Here, a good way of going about it might be to to set up a graph and see if there are any natural 'inflection points' and if the simple graph between the two variables won't do, consider natural transformations like time-derivatives or logarithms until you get a graph with an inflection point. Ultimately, your data range choices have to make intuitive sense to numerate people. If you have to torture the data too much, it's quite possible you're looking at a very banal reality.

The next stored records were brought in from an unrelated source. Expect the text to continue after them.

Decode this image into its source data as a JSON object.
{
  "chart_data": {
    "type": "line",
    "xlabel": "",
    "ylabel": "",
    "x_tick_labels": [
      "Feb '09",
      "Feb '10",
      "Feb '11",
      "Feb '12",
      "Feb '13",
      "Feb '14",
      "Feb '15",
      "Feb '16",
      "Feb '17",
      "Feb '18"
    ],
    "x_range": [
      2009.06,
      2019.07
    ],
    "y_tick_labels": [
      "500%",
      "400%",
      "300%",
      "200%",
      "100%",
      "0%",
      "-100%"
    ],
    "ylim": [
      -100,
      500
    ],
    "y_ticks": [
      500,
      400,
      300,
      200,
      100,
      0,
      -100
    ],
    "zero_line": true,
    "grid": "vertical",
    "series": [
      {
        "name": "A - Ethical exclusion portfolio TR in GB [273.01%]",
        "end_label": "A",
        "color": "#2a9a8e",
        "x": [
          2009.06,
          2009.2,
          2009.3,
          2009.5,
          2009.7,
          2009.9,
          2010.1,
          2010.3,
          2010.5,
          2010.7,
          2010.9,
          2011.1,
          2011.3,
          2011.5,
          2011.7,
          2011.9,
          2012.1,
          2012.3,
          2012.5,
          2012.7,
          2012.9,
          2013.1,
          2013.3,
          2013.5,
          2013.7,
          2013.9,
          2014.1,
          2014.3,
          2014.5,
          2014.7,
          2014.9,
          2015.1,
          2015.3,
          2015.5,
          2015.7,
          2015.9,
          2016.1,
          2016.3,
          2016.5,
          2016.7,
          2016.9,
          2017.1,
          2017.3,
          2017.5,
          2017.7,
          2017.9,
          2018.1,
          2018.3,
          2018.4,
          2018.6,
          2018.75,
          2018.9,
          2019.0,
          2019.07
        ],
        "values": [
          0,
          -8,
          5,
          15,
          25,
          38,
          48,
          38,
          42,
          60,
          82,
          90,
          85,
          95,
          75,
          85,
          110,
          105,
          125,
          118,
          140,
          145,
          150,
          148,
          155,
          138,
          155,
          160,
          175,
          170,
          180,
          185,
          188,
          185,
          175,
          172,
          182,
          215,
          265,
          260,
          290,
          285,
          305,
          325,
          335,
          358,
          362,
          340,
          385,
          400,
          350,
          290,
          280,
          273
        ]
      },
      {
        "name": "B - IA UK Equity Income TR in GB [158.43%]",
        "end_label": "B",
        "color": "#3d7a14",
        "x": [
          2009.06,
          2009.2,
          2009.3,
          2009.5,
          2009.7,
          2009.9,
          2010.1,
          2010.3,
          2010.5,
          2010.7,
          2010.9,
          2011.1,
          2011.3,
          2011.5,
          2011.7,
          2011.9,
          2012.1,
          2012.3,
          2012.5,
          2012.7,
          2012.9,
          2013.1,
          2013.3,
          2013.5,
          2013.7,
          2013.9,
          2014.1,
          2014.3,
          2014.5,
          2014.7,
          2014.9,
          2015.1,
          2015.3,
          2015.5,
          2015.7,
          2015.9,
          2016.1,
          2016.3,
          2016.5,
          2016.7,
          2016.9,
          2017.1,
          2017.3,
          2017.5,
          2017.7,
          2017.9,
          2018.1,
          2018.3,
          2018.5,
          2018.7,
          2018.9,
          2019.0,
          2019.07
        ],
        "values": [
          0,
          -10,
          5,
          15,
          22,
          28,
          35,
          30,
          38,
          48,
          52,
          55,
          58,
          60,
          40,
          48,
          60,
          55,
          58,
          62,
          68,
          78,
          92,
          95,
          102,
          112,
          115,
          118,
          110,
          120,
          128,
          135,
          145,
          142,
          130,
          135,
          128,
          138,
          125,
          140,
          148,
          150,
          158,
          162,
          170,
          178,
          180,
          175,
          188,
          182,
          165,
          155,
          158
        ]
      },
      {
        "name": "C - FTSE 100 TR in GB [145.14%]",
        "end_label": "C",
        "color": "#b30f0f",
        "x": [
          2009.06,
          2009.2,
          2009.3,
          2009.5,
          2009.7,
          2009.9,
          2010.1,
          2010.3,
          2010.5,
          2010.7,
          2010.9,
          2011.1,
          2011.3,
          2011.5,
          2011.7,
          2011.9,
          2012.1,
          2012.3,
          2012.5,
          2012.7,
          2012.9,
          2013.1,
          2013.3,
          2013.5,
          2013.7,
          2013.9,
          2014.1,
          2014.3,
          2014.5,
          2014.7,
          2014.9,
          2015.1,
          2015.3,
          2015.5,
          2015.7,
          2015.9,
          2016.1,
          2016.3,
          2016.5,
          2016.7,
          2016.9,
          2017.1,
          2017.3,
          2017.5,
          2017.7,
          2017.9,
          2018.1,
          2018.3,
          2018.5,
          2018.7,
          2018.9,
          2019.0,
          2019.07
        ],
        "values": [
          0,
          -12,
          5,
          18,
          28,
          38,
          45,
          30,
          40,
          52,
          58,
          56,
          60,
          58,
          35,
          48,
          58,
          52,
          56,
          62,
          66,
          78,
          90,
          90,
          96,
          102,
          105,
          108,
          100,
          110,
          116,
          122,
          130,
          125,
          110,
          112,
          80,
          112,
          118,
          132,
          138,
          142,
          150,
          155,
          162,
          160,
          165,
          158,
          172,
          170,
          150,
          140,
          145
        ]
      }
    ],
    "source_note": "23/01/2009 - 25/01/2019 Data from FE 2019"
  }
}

Another set of defences underscores the point that the episode mostly shows the pitfalls of macro analysis owing to the small data sets available. While true, this is inapplicable to the issue at hand. This is a problem with all data sets that show structural transformation, even if they go back a long time, and so with all data sets that concern themselves with the socio-commercial reality of our society. R & R stand questioned not because they made a prediction using analysis that came unhinged because the original analysis suffered from a small data set. Given the small data set, they chose to transform it in such a manner that very different conclusions were reached than if those transformations were eschewed. These transformations are reminiscent of the sham that passes off for the concept of risk-weighted assets when calculating capital ratios for banks - I contend that the fineness achieved was outweighed by the robustness lost due to it, and that this would have been true even ex-ante.

Finally, some have made the point that R&R are simply reacting to the incentive system in academic economics and popular commentary. Economics, it turns out, is a discipline that does not prize replication of results the way hard sciences do, and prizes novel insight more so that the errors of the type of R&R are rife through the profession. R&R might actually be ahead of the curve by engaging with the criticism so openly. Further, popular commentary obviously rewards strong claims more than agnostic and possibly sterile data inference exercises. Ergo, the choices that R&R made follow. Even if these arguments are true, one is forced to ask - should we then resist the urge to trash R&R or simply add the urge to trash the entire economics profession to the mix? Moreover,  is it alright to apply the leeway in standards that we may be able to afford an up and coming popular essayist or a graduate student seeking a job and tenure to Kenneth Rogoff and Carmen Reinhart. Rogoff has been the chief economist of the IMF, is a member of the super-elite Group of 30 and was a student of Rudiger Dornbusch (who advised several LatAm governments in the '80s) and Stanley Fischer (possibly the macroeconomist with the most star studded policy experience ever) during the phase at MIT which has produced some of the most prominent international macroeconomists of our era (Bernanke, Obstfeld, Krugman, Frankel). He is a plausible contender for the topmost policy jobs in a Republican administration. Reinhart is somewhat less entrenched, but is also a tenured professor at Harvard, a top-10 authority on sovereign debt and default especially in emerging nations, and brought the term 'financial repression' into the modern macro lexicon. By any stretch, they are as about as elite as the academic macropolicy elite gets, and remember that these are days when macroeconomists are disproportionately at the centre of the global policy elite.

No, this defence from diminished expectations won't cut it. To check how diminished our expectations may have become, see this otherwise brilliant Neil Irwin piece where he seems thankful to R&R for simply compiling and collating the data that backed their broader research.

Reinhart and Rogoff did a shoddy job and deserve most of the ridicule coming their way.